Setting up a workplace pension for your employees can seem like a daunting task; soon it will be a reality for every employer in the UK. This is due to a new pension regulation known as Auto Enrolment. However there are ways to make it easier for employers by avoiding these common Auto Enrolment mistakes to ensure they are ready for their staging date. The staging date is the most important milestone for employers embarking on Auto Enrolment, as this is the date at which the new regulations apply to their businesses.

1. Don’t Bury your Head in the Sand!

The biggest mistake an employer can make is to ignore letters issued by the Pensions Regulator. Fines are set in place which increases the longer the employer is non-compliant. The first letter sent to employers is the letter of nomination, which asks the employer to assign a point of contact to handle their Auto Enrolment responsibilities. This is usually sent in plenty of time to begin Auto Enrolment preparations. Next, a letter of compliance nearer to the employer’s staging date, asking the employer to list the details of their new pension scheme and how they have been compliant. Staying organised with these letters is paramount to successful Auto Enrolment.

2. Constant categorisation is key!

Once the Pension Scheme is set up, contributions must be made to every eligible employee. An employee is eligible for Auto Enrolment if they are between 22 years old and the state pension age, earn over £10,000 a year and work in the United Kingdom. Employers need to access their employees every payroll run to see if they are eligible for Auto Enrolment and contributions must be made. Employees who fall outside of the eligible category for Auto Enrolment can ‘opt-in’ to the scheme however only the employee will make contributions to their pension.

3. Who’s in and who’s out?

If an employee decides they do not want to be part of a workplace pension they can ‘opt-out’. By opting out of a workplace pension, the employee will no longer make a contribution and neither will the employer. The employee can opt back in whenever they wish and will be automatically opted back in every 3 years. A mistake employers may make in regards to opting out is thinking auto enrolment won’t apply to an employee if they wish to opt-out. An eligible employee can only opt out after the first month of contributions, so they must be opted in to begin with and then the contributions shall be refunded if they wish to opt out. If an employee outside of the eligible categorisation chooses to ‘opt-in’ to the pension, the employer needs to monitor their age and earnings closely in case they reach a pay period to which the employer will need to also make contributions to their pension.

4. Stay on the right side of the law

An employee’s choice to opt-out of the scheme must be entirely their own decision. The employer must not incentivise or encourage employees to leave the pension. The Pensions Regulator calls this inducement. Encouraging or persuading your employee to opt-out is illegal. An example of inducement could be to offer your employee a pay rise to opt-out. Large fines can be issued by the Pensions Regulator if this occurs, as every eligible employee in the United Kingdom needs to have a fair opportunity to enrol into a workplace pension.
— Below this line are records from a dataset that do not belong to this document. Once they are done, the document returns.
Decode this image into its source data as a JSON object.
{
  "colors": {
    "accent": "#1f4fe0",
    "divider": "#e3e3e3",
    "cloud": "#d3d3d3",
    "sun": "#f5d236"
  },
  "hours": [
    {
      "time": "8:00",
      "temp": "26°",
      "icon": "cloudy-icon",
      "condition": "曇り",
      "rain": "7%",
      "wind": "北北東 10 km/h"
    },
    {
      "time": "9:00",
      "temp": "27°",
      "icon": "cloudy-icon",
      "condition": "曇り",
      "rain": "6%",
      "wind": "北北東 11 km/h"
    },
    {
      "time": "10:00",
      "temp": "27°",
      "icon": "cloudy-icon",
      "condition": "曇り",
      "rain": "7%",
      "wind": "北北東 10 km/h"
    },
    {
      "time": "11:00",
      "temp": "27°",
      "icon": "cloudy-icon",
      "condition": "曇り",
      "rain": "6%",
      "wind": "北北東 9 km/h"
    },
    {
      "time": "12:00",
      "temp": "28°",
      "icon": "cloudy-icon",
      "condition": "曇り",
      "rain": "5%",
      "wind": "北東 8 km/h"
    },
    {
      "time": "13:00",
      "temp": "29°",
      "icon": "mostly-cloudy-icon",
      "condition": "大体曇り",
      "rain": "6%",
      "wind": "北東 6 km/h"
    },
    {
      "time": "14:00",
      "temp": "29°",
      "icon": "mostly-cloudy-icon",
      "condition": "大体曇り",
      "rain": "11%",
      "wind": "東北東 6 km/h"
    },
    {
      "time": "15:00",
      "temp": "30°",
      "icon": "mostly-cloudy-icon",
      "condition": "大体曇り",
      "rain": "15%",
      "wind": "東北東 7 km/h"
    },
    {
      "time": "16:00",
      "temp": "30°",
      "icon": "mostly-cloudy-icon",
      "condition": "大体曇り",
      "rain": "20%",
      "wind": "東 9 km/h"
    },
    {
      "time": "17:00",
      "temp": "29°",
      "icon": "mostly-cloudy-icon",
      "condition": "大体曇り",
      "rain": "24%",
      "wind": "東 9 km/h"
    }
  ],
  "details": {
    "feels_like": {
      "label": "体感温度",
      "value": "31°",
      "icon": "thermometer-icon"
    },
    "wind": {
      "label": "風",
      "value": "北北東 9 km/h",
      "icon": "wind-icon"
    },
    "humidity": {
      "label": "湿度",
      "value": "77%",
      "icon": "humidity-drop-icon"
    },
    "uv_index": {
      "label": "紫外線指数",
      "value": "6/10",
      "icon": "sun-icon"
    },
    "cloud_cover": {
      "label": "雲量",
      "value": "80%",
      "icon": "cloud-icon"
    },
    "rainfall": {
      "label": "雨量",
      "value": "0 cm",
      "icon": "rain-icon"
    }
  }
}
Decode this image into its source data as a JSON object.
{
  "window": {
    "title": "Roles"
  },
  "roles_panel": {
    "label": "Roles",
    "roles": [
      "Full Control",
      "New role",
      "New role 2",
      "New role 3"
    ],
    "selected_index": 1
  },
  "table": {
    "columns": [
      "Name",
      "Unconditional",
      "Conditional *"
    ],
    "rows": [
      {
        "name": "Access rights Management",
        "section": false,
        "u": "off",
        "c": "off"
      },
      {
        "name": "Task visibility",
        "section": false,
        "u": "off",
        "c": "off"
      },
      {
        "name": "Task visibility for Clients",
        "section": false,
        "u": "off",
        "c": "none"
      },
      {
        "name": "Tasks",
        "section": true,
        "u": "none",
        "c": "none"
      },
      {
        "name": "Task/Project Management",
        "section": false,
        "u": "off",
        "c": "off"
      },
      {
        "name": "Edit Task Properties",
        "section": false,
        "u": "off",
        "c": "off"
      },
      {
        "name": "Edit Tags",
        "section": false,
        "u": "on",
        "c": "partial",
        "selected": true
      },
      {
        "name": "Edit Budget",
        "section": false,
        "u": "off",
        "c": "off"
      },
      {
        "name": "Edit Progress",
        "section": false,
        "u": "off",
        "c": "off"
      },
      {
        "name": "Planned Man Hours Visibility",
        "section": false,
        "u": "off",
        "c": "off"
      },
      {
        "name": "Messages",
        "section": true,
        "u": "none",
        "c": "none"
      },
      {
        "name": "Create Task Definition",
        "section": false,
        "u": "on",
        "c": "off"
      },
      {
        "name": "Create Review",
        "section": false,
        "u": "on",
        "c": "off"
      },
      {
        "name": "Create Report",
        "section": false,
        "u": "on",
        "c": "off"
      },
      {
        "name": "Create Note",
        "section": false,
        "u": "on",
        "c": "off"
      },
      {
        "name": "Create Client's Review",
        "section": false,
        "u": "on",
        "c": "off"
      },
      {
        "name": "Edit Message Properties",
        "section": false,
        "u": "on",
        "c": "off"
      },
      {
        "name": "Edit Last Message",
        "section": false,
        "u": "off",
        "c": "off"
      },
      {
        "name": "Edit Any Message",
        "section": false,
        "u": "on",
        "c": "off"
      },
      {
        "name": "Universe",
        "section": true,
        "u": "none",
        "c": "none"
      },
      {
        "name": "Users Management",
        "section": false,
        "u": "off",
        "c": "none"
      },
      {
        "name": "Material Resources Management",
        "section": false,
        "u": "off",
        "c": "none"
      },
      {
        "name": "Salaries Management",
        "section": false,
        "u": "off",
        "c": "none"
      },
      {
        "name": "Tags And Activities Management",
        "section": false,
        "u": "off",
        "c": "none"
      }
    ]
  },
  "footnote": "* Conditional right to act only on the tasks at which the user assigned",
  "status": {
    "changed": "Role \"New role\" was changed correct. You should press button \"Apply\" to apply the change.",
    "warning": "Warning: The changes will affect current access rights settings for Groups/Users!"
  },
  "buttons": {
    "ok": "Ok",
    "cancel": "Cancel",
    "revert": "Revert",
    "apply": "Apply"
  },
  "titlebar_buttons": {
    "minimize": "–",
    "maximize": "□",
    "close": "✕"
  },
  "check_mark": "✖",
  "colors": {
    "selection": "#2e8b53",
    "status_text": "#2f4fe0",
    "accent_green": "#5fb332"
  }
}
An employer must also ensure they have communicated succinctly to their workforce about when the pensions will affect them, the contribution levels and how to opt-in or out of the scheme depending on their categorisation.

5. Be aware of the contribution levels. Always meet the minimum

Lastly it is important the employer meets the correct minimum contribution levels for Auto Enrolment. As it currently stands the minimum contribution levels are: 1% of employee’s monthly Gross salary and 1% contribution by the employee. This will rise to 3% by October 2018. If the employer does not meet these minimum levels, fines can be issued by the Pensions Regulator for non-compliance. An employee can choose to make higher percentage contributions whenever they wish but this does not need to be matched by the employer.